I took the next step. Of the 300 homicides in Baltimore in 2015 — and we still have more than a month remaining — 288 of them have been black, 15 have been female. The victim demographics are all over the age spectrum. Thirteen victims were over 50. Seventeen were under 18, and 88 fell into the 18-25 age category; 102 were 26-34 and 61 were in the 35-50 demo.
Baltimore, a city of 622,000, the largest city in Maryland, has been clicking along at a murder a day.
I can't say with certainty who the perpetrators of these murders are, but I would bet a paycheck that most died at the hands of another black. So I ask again, do black lives matter — to blacks?
It's not just Baltimore. It's not just Chicago or Los Angeles or San Francisco or St. Louis or Warner Robins or Macon. And while I appreciate the Black Lives Matter movement's efforts of disruption because that's the only way some folks listen, as the movement matures, those voices need to be heard not just when a white cop shoots a black man, but when a black man shoots a black man.
And to take it a step further, white people have to start their own movement. There is something going terribly wrong when a 13-year-old guns down a 16-year-old in any city. As Curtis Mayfield wrote, "You're just the surface of our dark deep well ... and if there's a hell below, we're all goin' to go."
I don't know about you, but I'm tired of watching mothers and fathers crying over their children in coffins at funerals and prayer vigils. Please don't get me wrong. We have to mourn our dead, particularly those taken from us by a force of unimaginable evil. I just wish it would stop. We have to figure out what do we do after the candles have all been snuffed out. How do we stop the carnage?
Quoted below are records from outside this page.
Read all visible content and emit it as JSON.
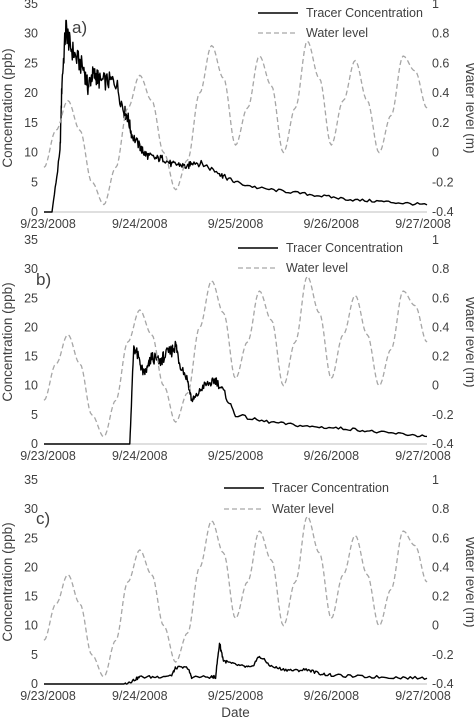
{
  "chart_data": [
    {
      "type": "line",
      "panel_label": "a)",
      "xlabel": "",
      "ylabel": "Concentration (ppb)",
      "ylabel_right": "Water level (m)",
      "x_tick_labels": [
        "9/23/2008",
        "9/24/2008",
        "9/25/2008",
        "9/26/2008",
        "9/27/2008"
      ],
      "y_tick_labels": [
        "0",
        "5",
        "10",
        "15",
        "20",
        "25",
        "30",
        "35"
      ],
      "y2_tick_labels": [
        "-0.4",
        "-0.2",
        "0",
        "0.2",
        "0.4",
        "0.6",
        "0.8",
        "1"
      ],
      "xlim": [
        "2008-09-23",
        "2008-09-27"
      ],
      "ylim": [
        0,
        35
      ],
      "y2lim": [
        -0.4,
        1.0
      ],
      "grid": false,
      "legend_position": "top-right",
      "series": [
        {
          "name": "Tracer Concentration",
          "axis": "left",
          "style": "solid",
          "color": "#000000",
          "x": [
            "2008-09-23 00:00",
            "2008-09-23 02:00",
            "2008-09-23 04:00",
            "2008-09-23 04:30",
            "2008-09-23 05:30",
            "2008-09-23 06:30",
            "2008-09-23 08:00",
            "2008-09-23 10:00",
            "2008-09-23 11:00",
            "2008-09-23 12:00",
            "2008-09-23 13:00",
            "2008-09-23 14:00",
            "2008-09-23 16:00",
            "2008-09-23 18:00",
            "2008-09-23 20:00",
            "2008-09-23 21:00",
            "2008-09-23 22:00",
            "2008-09-24 00:00",
            "2008-09-24 01:00",
            "2008-09-24 02:00",
            "2008-09-24 04:00",
            "2008-09-24 06:00",
            "2008-09-24 08:00",
            "2008-09-24 10:00",
            "2008-09-24 12:00",
            "2008-09-24 13:00",
            "2008-09-24 16:00",
            "2008-09-24 20:00",
            "2008-09-24 21:00",
            "2008-09-25 00:00",
            "2008-09-25 06:00",
            "2008-09-25 12:00",
            "2008-09-25 18:00",
            "2008-09-26 00:00",
            "2008-09-26 06:00",
            "2008-09-26 12:00",
            "2008-09-26 18:00",
            "2008-09-27 00:00"
          ],
          "values": [
            0,
            0,
            10,
            22,
            31,
            28,
            26,
            24,
            21,
            23,
            23,
            22,
            22,
            22,
            17,
            16,
            13,
            11,
            10,
            9.5,
            9,
            9,
            8,
            8,
            7.5,
            8.5,
            8,
            6.5,
            6,
            5,
            4,
            3.5,
            3,
            2.5,
            2,
            1.8,
            1.5,
            1.2
          ]
        },
        {
          "name": "Water level",
          "axis": "right",
          "style": "dashed",
          "color": "#a6a6a6",
          "x": [
            "2008-09-23 00:00",
            "2008-09-23 03:00",
            "2008-09-23 06:00",
            "2008-09-23 09:00",
            "2008-09-23 12:00",
            "2008-09-23 15:00",
            "2008-09-23 18:00",
            "2008-09-23 21:00",
            "2008-09-24 00:00",
            "2008-09-24 03:00",
            "2008-09-24 06:00",
            "2008-09-24 09:00",
            "2008-09-24 12:00",
            "2008-09-24 15:00",
            "2008-09-24 18:00",
            "2008-09-24 21:00",
            "2008-09-25 00:00",
            "2008-09-25 03:00",
            "2008-09-25 06:00",
            "2008-09-25 09:00",
            "2008-09-25 12:00",
            "2008-09-25 15:00",
            "2008-09-25 18:00",
            "2008-09-25 21:00",
            "2008-09-26 00:00",
            "2008-09-26 03:00",
            "2008-09-26 06:00",
            "2008-09-26 09:00",
            "2008-09-26 12:00",
            "2008-09-26 15:00",
            "2008-09-26 18:00",
            "2008-09-26 21:00",
            "2008-09-27 00:00"
          ],
          "values": [
            -0.1,
            0.15,
            0.35,
            0.15,
            -0.2,
            -0.35,
            -0.1,
            0.3,
            0.52,
            0.35,
            0.0,
            -0.25,
            -0.05,
            0.4,
            0.72,
            0.5,
            0.05,
            0.3,
            0.65,
            0.45,
            0.0,
            0.3,
            0.75,
            0.5,
            0.05,
            0.35,
            0.62,
            0.35,
            0.0,
            0.25,
            0.65,
            0.55,
            0.3
          ]
        }
      ]
    },
    {
      "type": "line",
      "panel_label": "b)",
      "xlabel": "",
      "ylabel": "Concentration (ppb)",
      "ylabel_right": "Water level (m)",
      "x_tick_labels": [
        "9/23/2008",
        "9/24/2008",
        "9/25/2008",
        "9/26/2008",
        "9/27/2008"
      ],
      "y_tick_labels": [
        "0",
        "5",
        "10",
        "15",
        "20",
        "25",
        "30",
        "35"
      ],
      "y2_tick_labels": [
        "-0.4",
        "-0.2",
        "0",
        "0.2",
        "0.4",
        "0.6",
        "0.8",
        "1"
      ],
      "xlim": [
        "2008-09-23",
        "2008-09-27"
      ],
      "ylim": [
        0,
        35
      ],
      "y2lim": [
        -0.4,
        1.0
      ],
      "grid": false,
      "legend_position": "top-right",
      "series": [
        {
          "name": "Tracer Concentration",
          "axis": "left",
          "style": "solid",
          "color": "#000000",
          "x": [
            "2008-09-23 00:00",
            "2008-09-23 16:00",
            "2008-09-23 20:00",
            "2008-09-23 21:30",
            "2008-09-23 22:30",
            "2008-09-24 00:00",
            "2008-09-24 01:00",
            "2008-09-24 02:00",
            "2008-09-24 03:00",
            "2008-09-24 05:00",
            "2008-09-24 06:00",
            "2008-09-24 08:00",
            "2008-09-24 09:00",
            "2008-09-24 10:00",
            "2008-09-24 12:00",
            "2008-09-24 13:00",
            "2008-09-24 14:00",
            "2008-09-24 16:00",
            "2008-09-24 18:00",
            "2008-09-24 19:00",
            "2008-09-24 21:00",
            "2008-09-25 00:00",
            "2008-09-25 06:00",
            "2008-09-25 12:00",
            "2008-09-25 18:00",
            "2008-09-26 00:00",
            "2008-09-26 06:00",
            "2008-09-26 12:00",
            "2008-09-26 18:00",
            "2008-09-27 00:00"
          ],
          "values": [
            0,
            0,
            0,
            0,
            17,
            14,
            12,
            13,
            15,
            14,
            15,
            16,
            17,
            14,
            11,
            7.5,
            8,
            10,
            10.5,
            11,
            9,
            5,
            4,
            3.5,
            3,
            2.8,
            2.5,
            2,
            1.7,
            1.3
          ]
        },
        {
          "name": "Water level",
          "axis": "right",
          "style": "dashed",
          "color": "#a6a6a6",
          "x": [
            "2008-09-23 00:00",
            "2008-09-23 03:00",
            "2008-09-23 06:00",
            "2008-09-23 09:00",
            "2008-09-23 12:00",
            "2008-09-23 15:00",
            "2008-09-23 18:00",
            "2008-09-23 21:00",
            "2008-09-24 00:00",
            "2008-09-24 03:00",
            "2008-09-24 06:00",
            "2008-09-24 09:00",
            "2008-09-24 12:00",
            "2008-09-24 15:00",
            "2008-09-24 18:00",
            "2008-09-24 21:00",
            "2008-09-25 00:00",
            "2008-09-25 03:00",
            "2008-09-25 06:00",
            "2008-09-25 09:00",
            "2008-09-25 12:00",
            "2008-09-25 15:00",
            "2008-09-25 18:00",
            "2008-09-25 21:00",
            "2008-09-26 00:00",
            "2008-09-26 03:00",
            "2008-09-26 06:00",
            "2008-09-26 09:00",
            "2008-09-26 12:00",
            "2008-09-26 15:00",
            "2008-09-26 18:00",
            "2008-09-26 21:00",
            "2008-09-27 00:00"
          ],
          "values": [
            -0.1,
            0.15,
            0.35,
            0.15,
            -0.2,
            -0.35,
            -0.1,
            0.3,
            0.52,
            0.35,
            0.0,
            -0.25,
            -0.05,
            0.4,
            0.72,
            0.5,
            0.05,
            0.3,
            0.65,
            0.45,
            0.0,
            0.3,
            0.75,
            0.5,
            0.05,
            0.35,
            0.62,
            0.35,
            0.0,
            0.25,
            0.65,
            0.55,
            0.3
          ]
        }
      ]
    },
    {
      "type": "line",
      "panel_label": "c)",
      "xlabel": "Date",
      "ylabel": "Concentration (ppb)",
      "ylabel_right": "Water level (m)",
      "x_tick_labels": [
        "9/23/2008",
        "9/24/2008",
        "9/25/2008",
        "9/26/2008",
        "9/27/2008"
      ],
      "y_tick_labels": [
        "0",
        "5",
        "10",
        "15",
        "20",
        "25",
        "30",
        "35"
      ],
      "y2_tick_labels": [
        "-0.4",
        "-0.2",
        "0",
        "0.2",
        "0.4",
        "0.6",
        "0.8",
        "1"
      ],
      "xlim": [
        "2008-09-23",
        "2008-09-27"
      ],
      "ylim": [
        0,
        35
      ],
      "y2lim": [
        -0.4,
        1.0
      ],
      "grid": false,
      "legend_position": "top-center",
      "series": [
        {
          "name": "Tracer Concentration",
          "axis": "left",
          "style": "solid",
          "color": "#000000",
          "x": [
            "2008-09-23 00:00",
            "2008-09-23 20:00",
            "2008-09-23 22:00",
            "2008-09-24 00:00",
            "2008-09-24 04:00",
            "2008-09-24 08:00",
            "2008-09-24 09:00",
            "2008-09-24 12:00",
            "2008-09-24 13:00",
            "2008-09-24 18:00",
            "2008-09-24 19:00",
            "2008-09-24 20:00",
            "2008-09-24 21:00",
            "2008-09-24 23:00",
            "2008-09-25 02:00",
            "2008-09-25 04:00",
            "2008-09-25 06:00",
            "2008-09-25 09:00",
            "2008-09-25 12:00",
            "2008-09-25 15:00",
            "2008-09-25 18:00",
            "2008-09-25 21:00",
            "2008-09-26 00:00",
            "2008-09-26 06:00",
            "2008-09-26 12:00",
            "2008-09-26 18:00",
            "2008-09-27 00:00"
          ],
          "values": [
            0,
            0,
            0.5,
            1.2,
            1.2,
            1.5,
            2.8,
            2.8,
            1.2,
            1.2,
            1.2,
            7,
            4,
            3.5,
            3,
            2.8,
            4.8,
            3,
            2.5,
            2.3,
            2.5,
            1.8,
            1.5,
            1.3,
            1.2,
            1.1,
            1.0
          ]
        },
        {
          "name": "Water level",
          "axis": "right",
          "style": "dashed",
          "color": "#a6a6a6",
          "x": [
            "2008-09-23 00:00",
            "2008-09-23 03:00",
            "2008-09-23 06:00",
            "2008-09-23 09:00",
            "2008-09-23 12:00",
            "2008-09-23 15:00",
            "2008-09-23 18:00",
            "2008-09-23 21:00",
            "2008-09-24 00:00",
            "2008-09-24 03:00",
            "2008-09-24 06:00",
            "2008-09-24 09:00",
            "2008-09-24 12:00",
            "2008-09-24 15:00",
            "2008-09-24 18:00",
            "2008-09-24 21:00",
            "2008-09-25 00:00",
            "2008-09-25 03:00",
            "2008-09-25 06:00",
            "2008-09-25 09:00",
            "2008-09-25 12:00",
            "2008-09-25 15:00",
            "2008-09-25 18:00",
            "2008-09-25 21:00",
            "2008-09-26 00:00",
            "2008-09-26 03:00",
            "2008-09-26 06:00",
            "2008-09-26 09:00",
            "2008-09-26 12:00",
            "2008-09-26 15:00",
            "2008-09-26 18:00",
            "2008-09-26 21:00",
            "2008-09-27 00:00"
          ],
          "values": [
            -0.1,
            0.15,
            0.35,
            0.15,
            -0.2,
            -0.35,
            -0.1,
            0.3,
            0.52,
            0.35,
            0.0,
            -0.25,
            -0.05,
            0.4,
            0.72,
            0.5,
            0.05,
            0.3,
            0.65,
            0.45,
            0.0,
            0.3,
            0.75,
            0.5,
            0.05,
            0.35,
            0.62,
            0.35,
            0.0,
            0.25,
            0.65,
            0.55,
            0.3
          ]
        }
      ]
    }
  ]
}
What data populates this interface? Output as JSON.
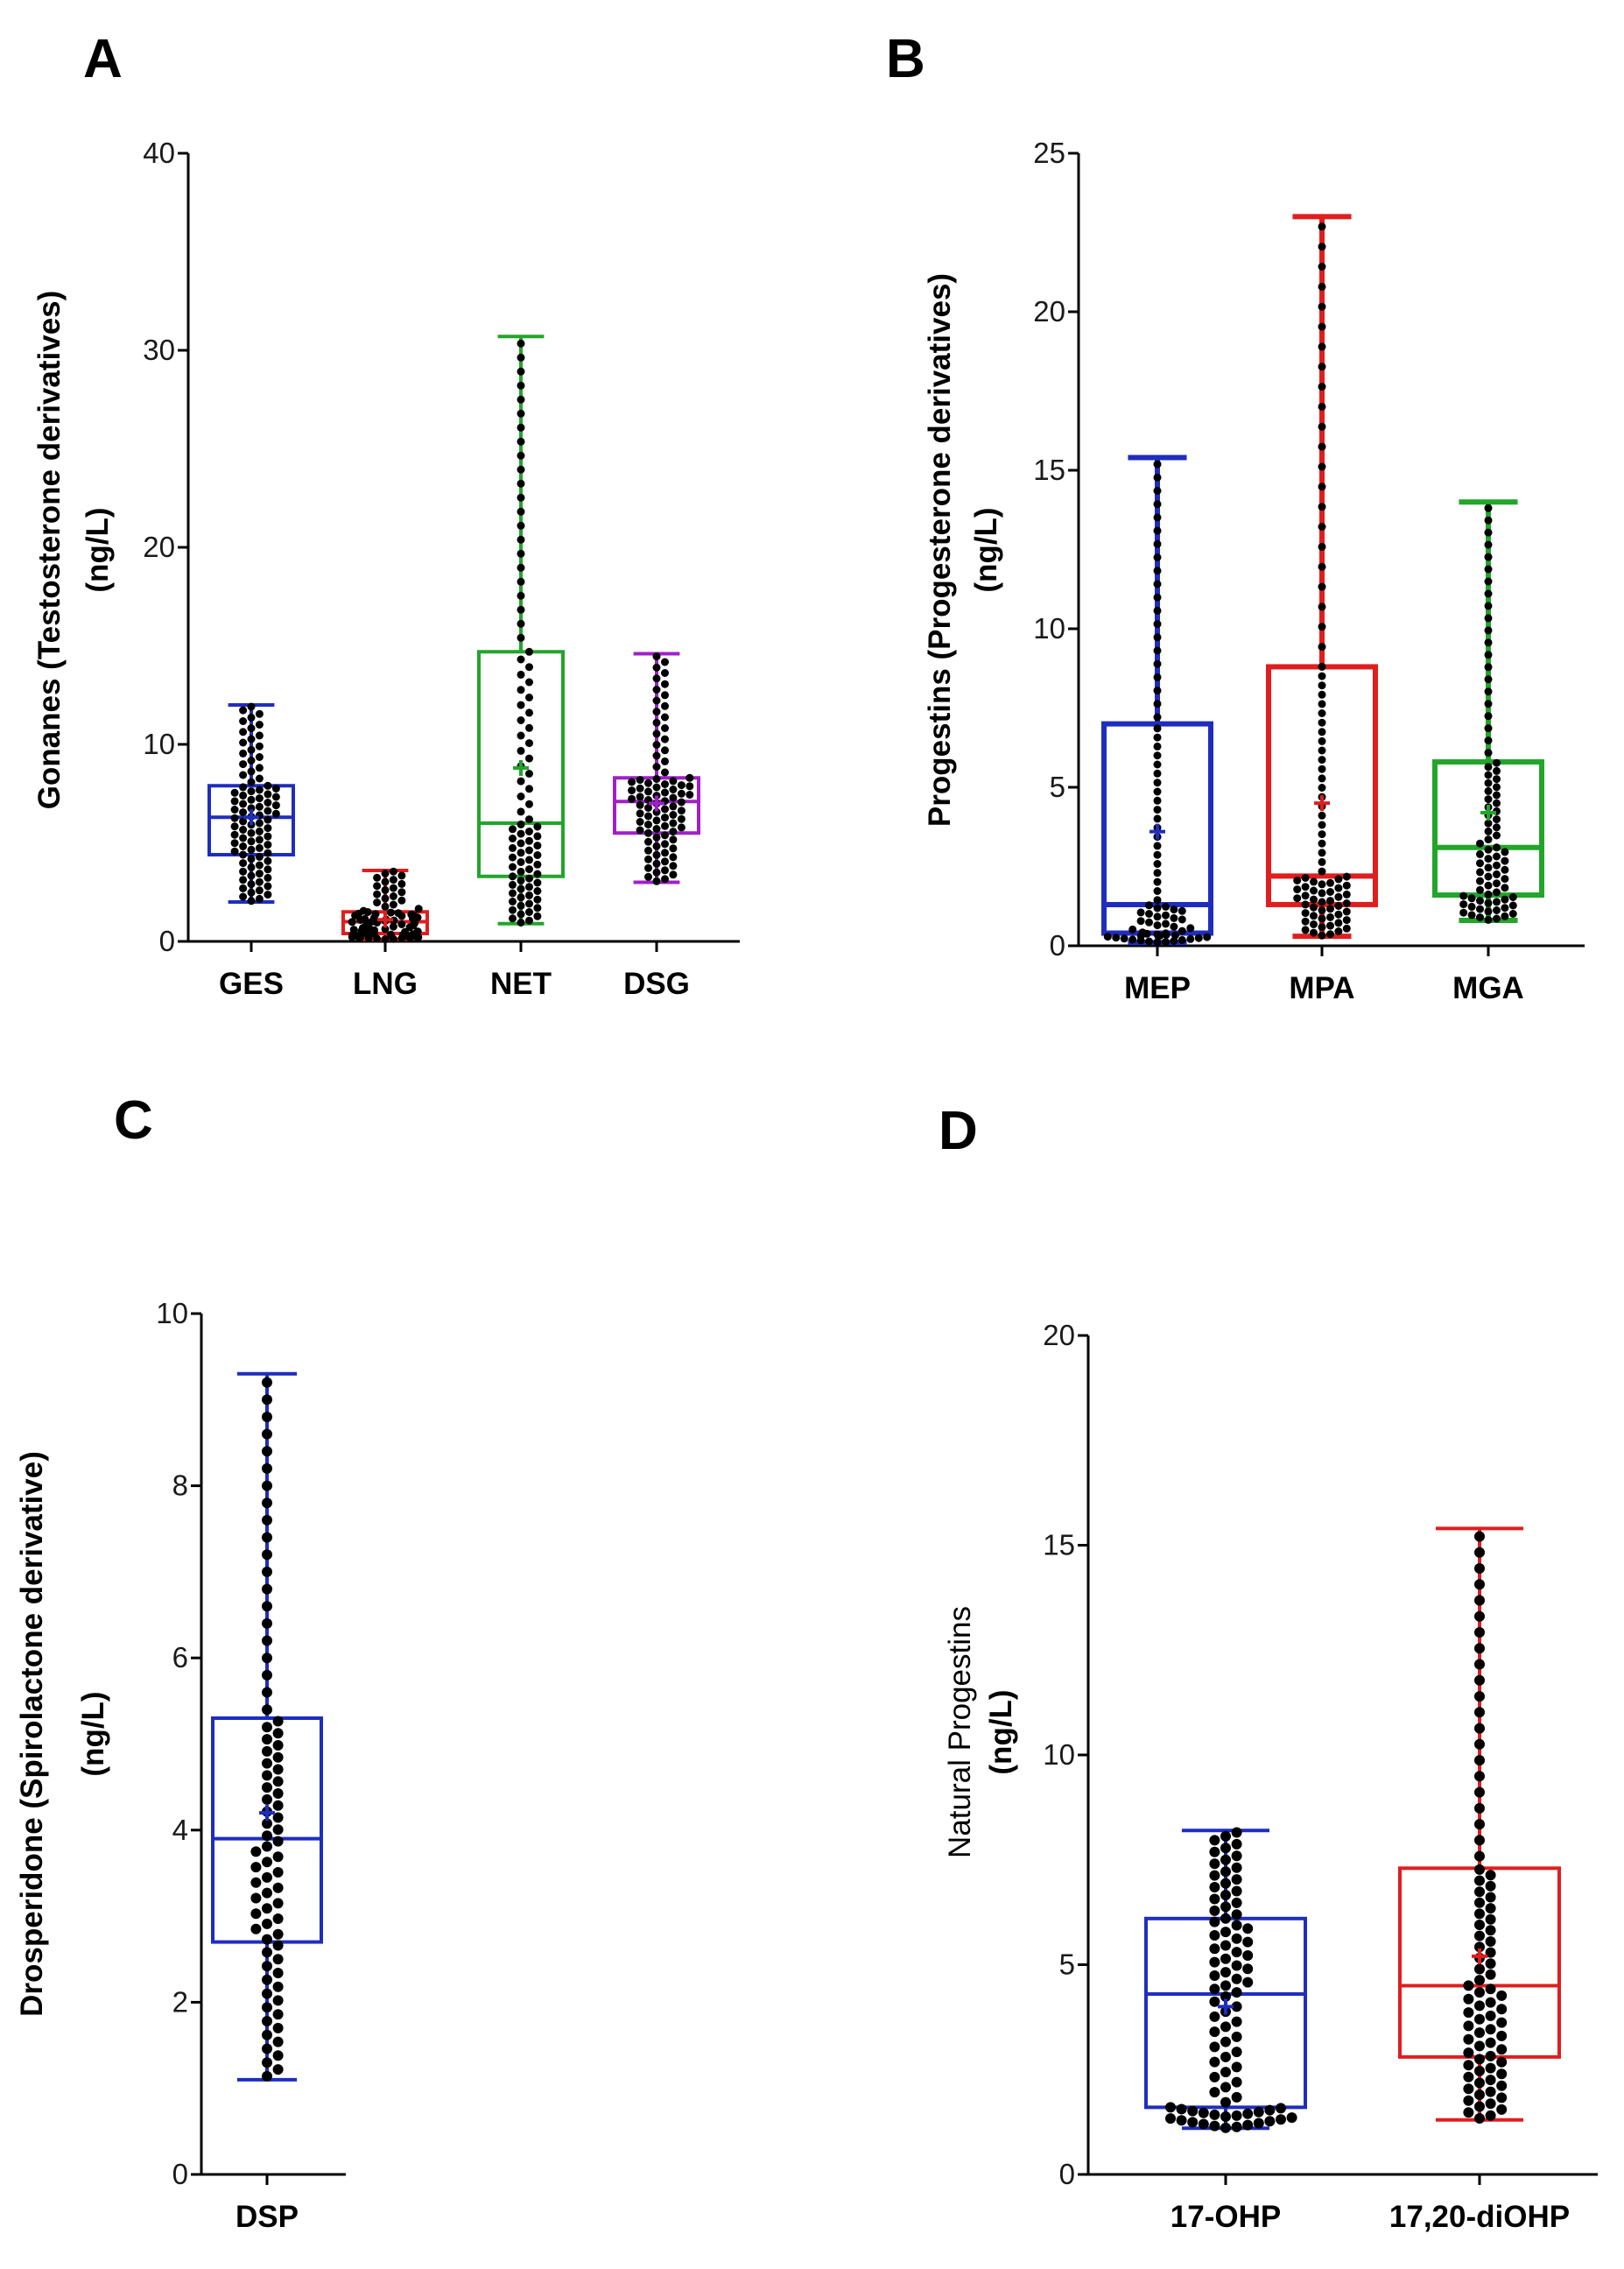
{
  "chart_data": [
    {
      "panel": "A",
      "type": "box",
      "ylabel_line1": "Gonanes (Testosterone derivatives)",
      "ylabel_line2": "(ng/L)",
      "ylim": [
        0,
        40
      ],
      "yticks": [
        0,
        10,
        20,
        30,
        40
      ],
      "series": [
        {
          "name": "GES",
          "color": "#1f2dbf",
          "min": 2.0,
          "q1": 4.4,
          "median": 6.3,
          "q3": 7.9,
          "max": 12.0,
          "mean": 6.3,
          "n": 90
        },
        {
          "name": "LNG",
          "color": "#e01e1e",
          "min": 0.1,
          "q1": 0.4,
          "median": 1.0,
          "q3": 1.5,
          "max": 3.6,
          "mean": 1.1,
          "n": 80
        },
        {
          "name": "NET",
          "color": "#22a52a",
          "min": 0.9,
          "q1": 3.3,
          "median": 6.0,
          "q3": 14.7,
          "max": 30.7,
          "mean": 8.8,
          "n": 90
        },
        {
          "name": "DSG",
          "color": "#a020c8",
          "min": 3.0,
          "q1": 5.5,
          "median": 7.1,
          "q3": 8.3,
          "max": 14.6,
          "mean": 7.0,
          "n": 90
        }
      ]
    },
    {
      "panel": "B",
      "type": "box",
      "ylabel_line1": "Progestins (Progesterone derivatives)",
      "ylabel_line2": "(ng/L)",
      "ylim": [
        0,
        25
      ],
      "yticks": [
        0,
        5,
        10,
        15,
        20,
        25
      ],
      "series": [
        {
          "name": "MEP",
          "color": "#1f2dbf",
          "min": 0.1,
          "q1": 0.4,
          "median": 1.3,
          "q3": 7.0,
          "max": 15.4,
          "mean": 3.6,
          "n": 80
        },
        {
          "name": "MPA",
          "color": "#e01e1e",
          "min": 0.3,
          "q1": 1.3,
          "median": 2.2,
          "q3": 8.8,
          "max": 23.0,
          "mean": 4.5,
          "n": 90
        },
        {
          "name": "MGA",
          "color": "#22a52a",
          "min": 0.8,
          "q1": 1.6,
          "median": 3.1,
          "q3": 5.8,
          "max": 14.0,
          "mean": 4.2,
          "n": 85
        }
      ]
    },
    {
      "panel": "C",
      "type": "box",
      "ylabel_line1": "Drosperidone (Spirolactone derivative)",
      "ylabel_line2": "(ng/L)",
      "ylim": [
        0,
        10
      ],
      "yticks": [
        0,
        2,
        4,
        6,
        8,
        10
      ],
      "series": [
        {
          "name": "DSP",
          "color": "#1f2dbf",
          "min": 1.1,
          "q1": 2.7,
          "median": 3.9,
          "q3": 5.3,
          "max": 9.3,
          "mean": 4.2,
          "n": 80
        }
      ]
    },
    {
      "panel": "D",
      "type": "box",
      "ylabel_line1": "Natural Progestins",
      "ylabel_line2": "(ng/L)",
      "ylim": [
        0,
        20
      ],
      "yticks": [
        0,
        5,
        10,
        15,
        20
      ],
      "series": [
        {
          "name": "17-OHP",
          "color": "#1f2dbf",
          "min": 1.1,
          "q1": 1.6,
          "median": 4.3,
          "q3": 6.1,
          "max": 8.2,
          "mean": 4.0,
          "n": 90
        },
        {
          "name": "17,20-diOHP",
          "color": "#e01e1e",
          "min": 1.3,
          "q1": 2.8,
          "median": 4.5,
          "q3": 7.3,
          "max": 15.4,
          "mean": 5.2,
          "n": 85
        }
      ]
    }
  ]
}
Wars are always fought by the young, so it's only fitting and in great tradition that young people, be they black, white, brown or yellow, lead us to find our better selves. That is what we have been searching for. Maybe they have found a path to that goal we overlooked. We should, at the very least, hear them out no matter what banner they foist. As a few former college administrators can attest, a little time listening may have averted the hammer from falling on their heads.
Mayfield also wrote:
"Loving one brother and killing the other
When the time comes and we are really free
There'll be no brothers left you see."